Hubungan antara pengetahuan dengan nilai adalah bahwa pengetahuan yang dimiliki
subjek merupakan nilai-nilai, baik yang dikehendaki ataupun yang ditolaknya. Diterima atau
ditolaknya sesuatu sebagai yang bernilai bagi seseorang sangat bergantung pada pengetahuan
dan penilaiannya terhadap sesuatu itu. Atas dasar kenyataan itu, maka jelaslah bahwa antara
pengetahuan dan nilai terkait erat, yang secara teoritis dapat dipisahkan dalam memahaminya,
akan tetapi secara praktis nilai terletak pada pengetahuan itu sendiri.
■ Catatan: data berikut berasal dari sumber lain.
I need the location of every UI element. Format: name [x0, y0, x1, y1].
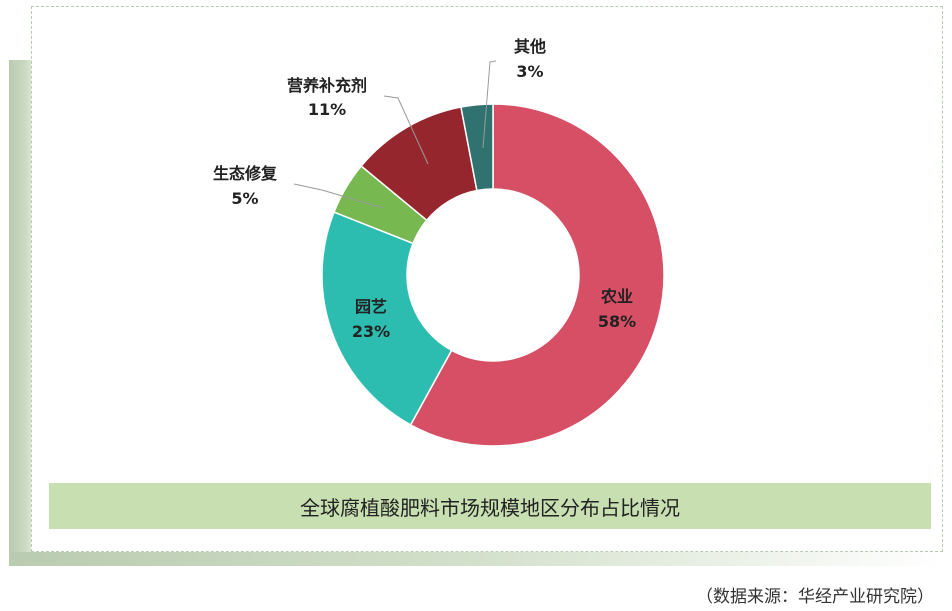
slice-value-eco-restoration: 5% — [231, 189, 258, 208]
chart-title: 全球腐植酸肥料市场规模地区分布占比情况 — [49, 483, 931, 529]
slice-value-horticulture: 23% — [352, 322, 390, 341]
slice-label-agriculture: 农业 — [600, 287, 633, 306]
slice-label-nutrient-supplement: 营养补充剂 — [287, 76, 367, 95]
slice-horticulture — [321, 211, 453, 426]
chart-slices — [321, 103, 665, 447]
data-source: （数据来源：华经产业研究院） — [696, 587, 934, 607]
leader-nutrient-supplement — [383, 95, 429, 165]
slice-agriculture — [409, 103, 665, 447]
slice-label-eco-restoration: 生态修复 — [213, 164, 278, 183]
slice-value-agriculture: 58% — [598, 312, 636, 331]
slice-value-nutrient-supplement: 11% — [308, 100, 346, 119]
decorative-band-left — [9, 60, 34, 566]
slice-label-other: 其他 — [514, 37, 546, 56]
leader-other — [482, 60, 497, 149]
decorative-band-bottom — [9, 552, 944, 566]
slice-value-other: 3% — [516, 62, 543, 81]
leader-lines — [293, 60, 497, 209]
slice-label-horticulture: 园艺 — [355, 297, 387, 316]
leader-eco-restoration — [293, 183, 384, 209]
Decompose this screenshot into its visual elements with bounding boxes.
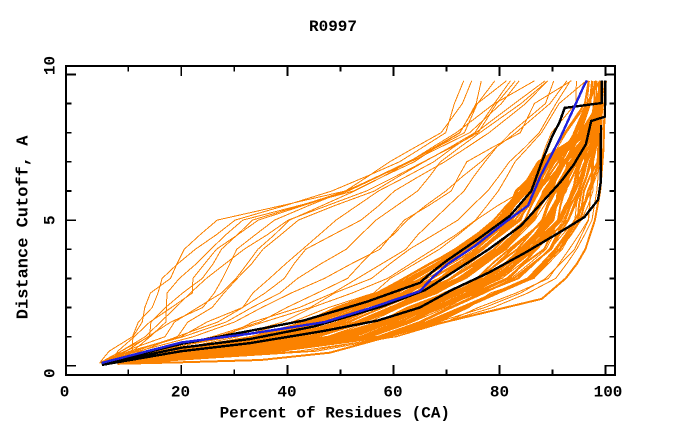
svg-text:10: 10 [42, 56, 60, 75]
svg-text:80: 80 [490, 383, 509, 401]
svg-text:60: 60 [383, 383, 402, 401]
svg-text:20: 20 [171, 383, 190, 401]
svg-text:5: 5 [42, 215, 60, 225]
svg-text:0: 0 [60, 383, 70, 401]
svg-text:Percent of Residues (CA): Percent of Residues (CA) [220, 405, 450, 423]
svg-text:0: 0 [42, 368, 60, 378]
svg-text:Distance Cutoff, A: Distance Cutoff, A [15, 135, 34, 319]
svg-text:R0997: R0997 [309, 18, 357, 36]
svg-text:40: 40 [277, 383, 296, 401]
svg-text:100: 100 [594, 383, 623, 401]
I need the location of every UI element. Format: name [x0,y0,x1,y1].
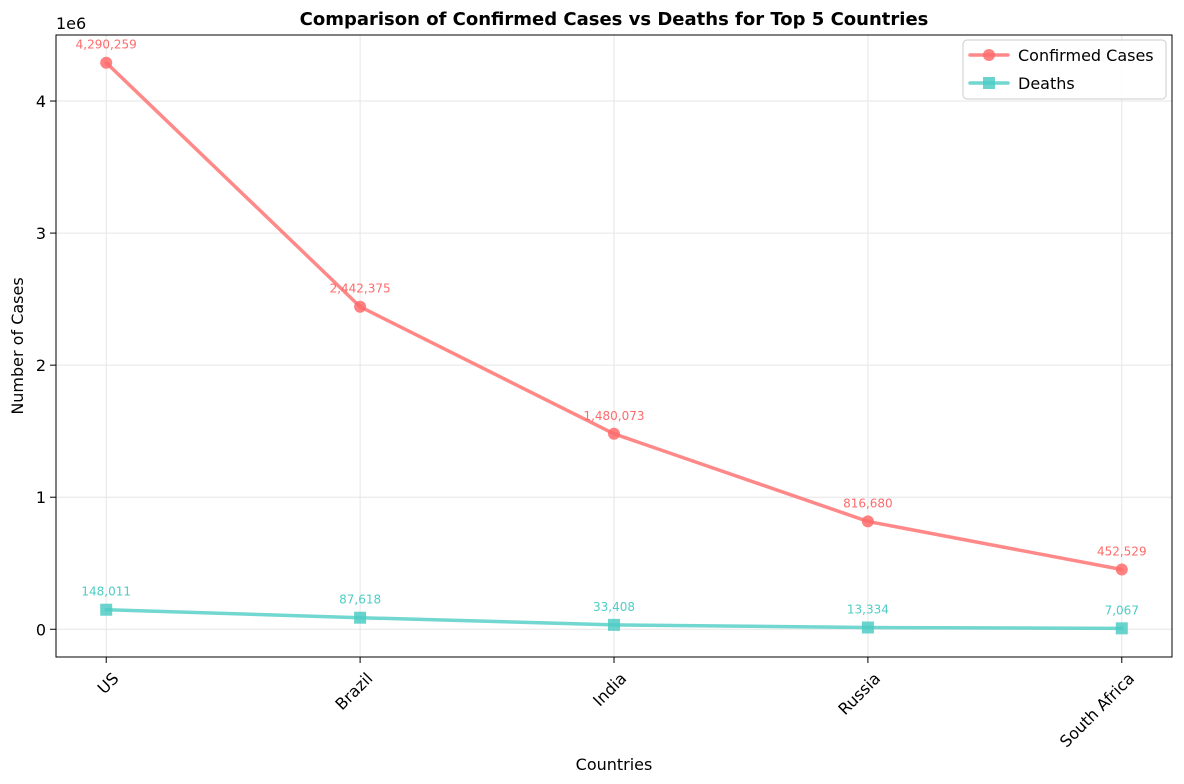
y-tick-label: 3 [36,224,46,243]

Hubungan antara
keduanya adalah sangat erat dan timbal balik. Pengetahuan timbul karena adanya kemampuan
subjek (manusia) untuk mengenal objek, dan nilai itu terjadi karena adanya pengetahuan yang
dinilai untuk dimilikinya. Dengan pengetahuan itu subjek dapat mengembangkan diri menjadi
seperti sesuatu yang dikehendakinya.
Nilai-nilai ada yang bersifat universal, ada pula yang bersifat partikular. Nilai universal
bersifat abstrak umum, sedangkan yang partikular bersifat konkret instrumental. Nilai-nilai
instrumental inilah yang dapat berubah sesuai dengan waktu dan kondisi, sedangkan yang
abstrak-umum-universal adalah tetap tak berubah. Sebagai contoh nilai keadilan bersifat
abstrak-umum-universal, sedangkan bentuk konkretnya yang bersifat instrumental dapat
berubah, umpamanya adil diartikan sama rata dan sama rasa. Dalam kenyataan apakah mereka
yang bekerja Lebih intensif akan mendapatkan bagian yang sama dengan mereka yang
bekerjanya kurang intensif, meskipun dalam kurun waktu yang sama? Apabila keduanya
disamakan, apakah itu adil? Permasalahan seperti inilah yang sering menjadi perbedaan
pendapat. Dengan kata lain, apabila telah memasuki nilai-nilai instrumental sering terjadi
berbagai perbedaan pendapat karena kurang jelasnya kriteria yang digunakan.